Hunderte junge Männer haben sich aus Deutschland aufgemacht, um für die islamischen Terroristen der IS zu kämpfen. Wie und warum aber wurden sie zu Radikalen? Wie lässt sich diese Radikalisierung erkennen? Und wie sollte man ihr entgegnen? Ein Bericht von Ahmad Mansour, Mitarbeiter bei der Beratungsstelle Hayat, die Betroffenen und Angehörigen hilft.
Ahmad Mansour für bpb.de/ CC-by-nc-nd/3.0/de/

IS-Flagge
Gemeinfrei

Seit Monaten sind radikale Islamisten ganz oben in den Nachrichten. Die militärische islamistische Vereinigung IS kämpft in Syrien und dem Irak. Auch Paul und Mehmet, zwei Berliner Jungs aus meinem Kiez, sind begeisterte IS-Anhänger. Sie verfolgen den Verlauf der Kämpfe, posten und teilen Bilder und Videos von den Kämpfern an der Front, äußern sich online wütend gegen die Eingriffe des Westens und spielen sogar mit dem Gedanken, sich dieser Gruppe in Syrien bald anzuschließen.

 

Die Debatte um den Umgang mit radikalen Rückkehrern aus Syrien, der Anschlag auf das französische Satiremagazin Charlie Hebdo und vorher schon eine jüdische Synagoge in Brüssel bringen das Thema bis vor unsere Haustür. Die laut Angaben des Verfassungsschutzes bislang 400 Ausreisende, die das sichere Deutschland verlassen haben, um in Syrien zu kämpfen, die Tausenden, die davon träumen, und die zehntausenden Sympathisanten zeigen, wie gewaltig das Problem in Deutschland ist.

Rückkehrer: Von traumatisiert bis gewaltbereit

Das Problem: Die meisten jungen Männer, die nach Syrien oder in den Irak gehen, haben mit dieser Gesellschaft schon abgeschlossen. Sie gehen, um dort in ihrer Vorstellung ehrenhaft zu sterben, für Allah, für das Paradies - sie haben gar nicht vor, zurückzukommen. Und die, die zurückkommen, bringen sehr unterschiedliche Erfahrungen mit.

Die eine Gruppe ist von ihren Kriegserfahrungen hochtraumatisiert und muss in der Psychiatrie oder zumindest in Psychotherapie behandelt werden. Dann gibt es auch die jungen Männer, die sich wichtig machen wollen. Sie sind für ein paar Wochen nach Syrien oder in den Irak gereist, um sich mit einer Kalaschnikow fotografieren zu lassen und die Bilder auf Facebook zu posten.
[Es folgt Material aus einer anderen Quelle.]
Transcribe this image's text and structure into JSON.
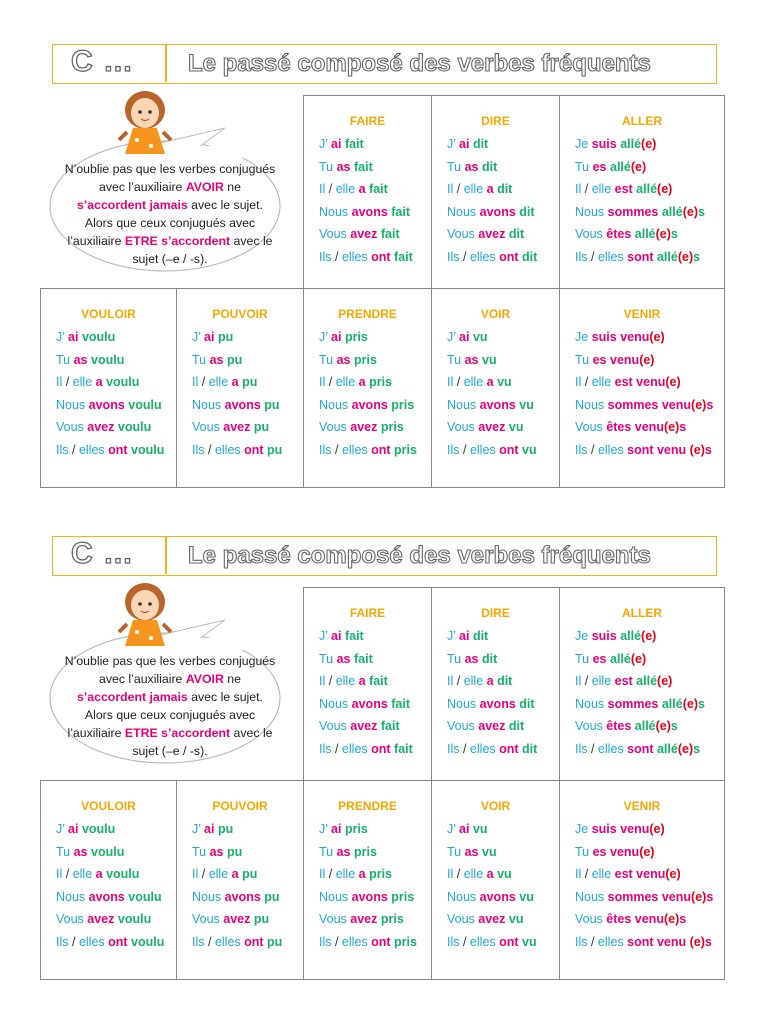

Die dritte Gruppe kommt zurück, um hier zu rekrutieren und vielleicht auch Gewalt in Europa auszuüben: Das sind die gefährlichen Ideologen. Und sie sind auch nicht bereit, mit mir oder mit den Sicherheitsbehörden zu sprechen.

Warum werden junge Menschen radikal?

Aber viel gefährlicher und viel bedeutender als all diese Rückkehrer sind junge Menschen wie Paul und Mehmet, die hier in Deutschland geblieben sind, die die Werte dieser Gesellschaft ablehnen und die ihren Jihad hierzulande führen wollen. Doch die Gesellschaft scheint mit Jugendlichen wie ihnen überfordert. Wie erreichen wir Paul und Mehmet und ihresgleichen, bevor sie mit unserer Gesellschaft abschließen – oder bevor wir sie an einen brutalen Krieg verlieren?

Radikalisierung ist ein Prozess: es passiert nicht von heute auf morgen und auch nicht ohne unterschiedliche, manchmal komplexe Umstände. Dieser Prozess fängt häufig mit Entfremdung – einem psychischen Zustand – an. Die Jugendlichen sind unglücklich oder unzufrieden in ihrem Leben, sie haben oft wenige soziale Kontakte oder kein starkes soziales Umfeld; vielleicht haben sie auch einen gescheiterten Übergang von Schule zum Berufsleben erlebt oder sie haben eine frustrierende, erfolglose Suche nach einem Ausbildungsplatz hinter sich.

Bei muslimischen Jugendlichen kann es sein, dass sie Diskriminierungserfahrungen gemacht haben: Vielleicht bekamen sie das Gefühl, dass ihre Religion und Herkunft mit Vorurteilen betrachtet wurden. Aber wir reden hier nicht ausschließlich von muslimischen Jugendlichen oder Jugendlichen mit familiären Einwanderungsgeschichten. Bei allen Jugendlichen, die in der Gesellschaft nicht angekommen sind, oder die das Gefühl bekommen, dass sie irgendwie nicht dazu gehören, gilt: kommen zu diesen Gefühlen instabile Persönlichkeitsstrukturen, entwickelt sich ein Zeitfenster von ein bis zwei Jahren, in dem sie für eine Radikalisierung sehr anfällig sind.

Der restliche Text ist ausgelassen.